Et puis on se sent surtout très rassuré de savoir qu’il se passe autant de chose sous nos pieds à ce moment. En tout cas, cela aurait été vraiment cool à l’époque de faire les cours de géologie du collège ou du lycée avec des tels exemples ! Malheureusement c’est à mi-course que la batterie de l’appareil photo nous a fait faux-bond ! Grrrrrr ! Heureusement qu’on avait un iPhone sous la main pour dépanner !

Petite pause routière au bord du lac de Taupo, glace en main où nous avons admiré cette vaste étendue d’eau. Puis nous avons poursuivi notre route en direction du Tongariro National Park, dans la région de Ruapehu, où nous avions choisi notre camping.
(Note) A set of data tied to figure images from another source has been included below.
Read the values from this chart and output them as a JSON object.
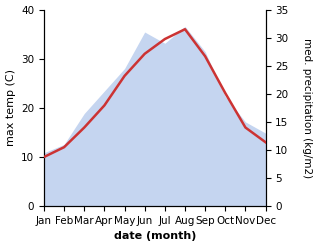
{
  "months": [
    "Jan",
    "Feb",
    "Mar",
    "Apr",
    "May",
    "Jun",
    "Jul",
    "Aug",
    "Sep",
    "Oct",
    "Nov",
    "Dec"
  ],
  "temperature": [
    10.0,
    12.0,
    16.0,
    20.5,
    26.5,
    31.0,
    34.0,
    36.0,
    30.5,
    23.0,
    16.0,
    13.0
  ],
  "precipitation": [
    9.5,
    11.0,
    16.5,
    20.5,
    24.5,
    31.0,
    29.0,
    32.0,
    27.5,
    19.5,
    15.0,
    13.0
  ],
  "temp_color": "#cc3333",
  "precip_fill_color": "#c5d5f0",
  "temp_ylim": [
    0,
    40
  ],
  "precip_ylim": [
    0,
    35
  ],
  "temp_yticks": [
    0,
    10,
    20,
    30,
    40
  ],
  "precip_yticks": [
    0,
    5,
    10,
    15,
    20,
    25,
    30,
    35
  ],
  "xlabel": "date (month)",
  "ylabel_left": "max temp (C)",
  "ylabel_right": "med. precipitation (kg/m2)",
  "axis_fontsize": 8,
  "tick_fontsize": 7.5,
  "line_width": 1.8
}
Après quelques photos le long de la route et une trempette de petits petons dans une eau plutôt tiède… Petit plaisir du jour !

Arrivée au Discovery Lodge, accueil magistral par Callum Harland, vice-champion du monde de cross de montagne « Mountain Running ». Emplacement royal, avec vue sur les 3 volcans du Tongariro NP, camping tout équipé… surtout de prises électriques pour refaire une jeunesse à nos batteries !

En route pour des découvertse volcaniques

De retour en ligne après une petite pause loin de la civilisation et de ses petits conforts électroniques ! Nous avons traversé une faille spatio-temporelle verdoyante !

Revenons à nos moutons… héhé, c’est le cas de le dire ici !

Nous en étions resté à notre visite d’Auckland. Nous avons particulièrement remarqué la population ainsi que le tourisme asiatique de cette ville… presque comme Chinatown ! Au détour des rues, nous pouvions également entendre parler français assez souvent !

Lundi matin, après une bonne nuit de sommeil à l’auberge de jeunesse, nous avons pris un taxi pour rejoindre le dépôt où nous attendais notre van baba-cool power ! Ambiance roots assurée ! Des vieux canap’ destinés à former une pseudo salle d’attente, un tas de couvertures, et des campervans dans tous les sens.

Une fois l’administratif réglé, nous avons récupérer « Norton », notre maison pour 2 semaines. Tout équipé : Dans le coffre, une kitchenette avec évier à pompe + bidon d’eau, plan de travail , étagères, glacière, camping gaz, vaisselle pour 2 et casseroles, chaises pliantes ; dans l’habitacle, bancs/coffres de rangement et table amovible, le tout entouré de petits rideaux pour le passage en mode nuit, lorsque la table se démonte pour former le sommier de notre lit, où nous étalons les matelas. A l’avant, nos 2 sièges pour la route…avec le volant à droite et boîte automatique.

Et c’est parti ! Vince s’est très vite fait à la conduite à gauche, et à la boîte automatique, même si sur les premiers mètres nous n’avions pas vu que le frein à main était enclenché… caché à droite contre la portière, il nous avait échappé ! Une fois le plein fait, nous avons enfin pu prendre notre petit dèj dans le centre commercial du coin. Puis nous avons pris la route en direction du sud pour rejoindre Rotorua, au cœur de la région volcanique de l’Ile du Nord.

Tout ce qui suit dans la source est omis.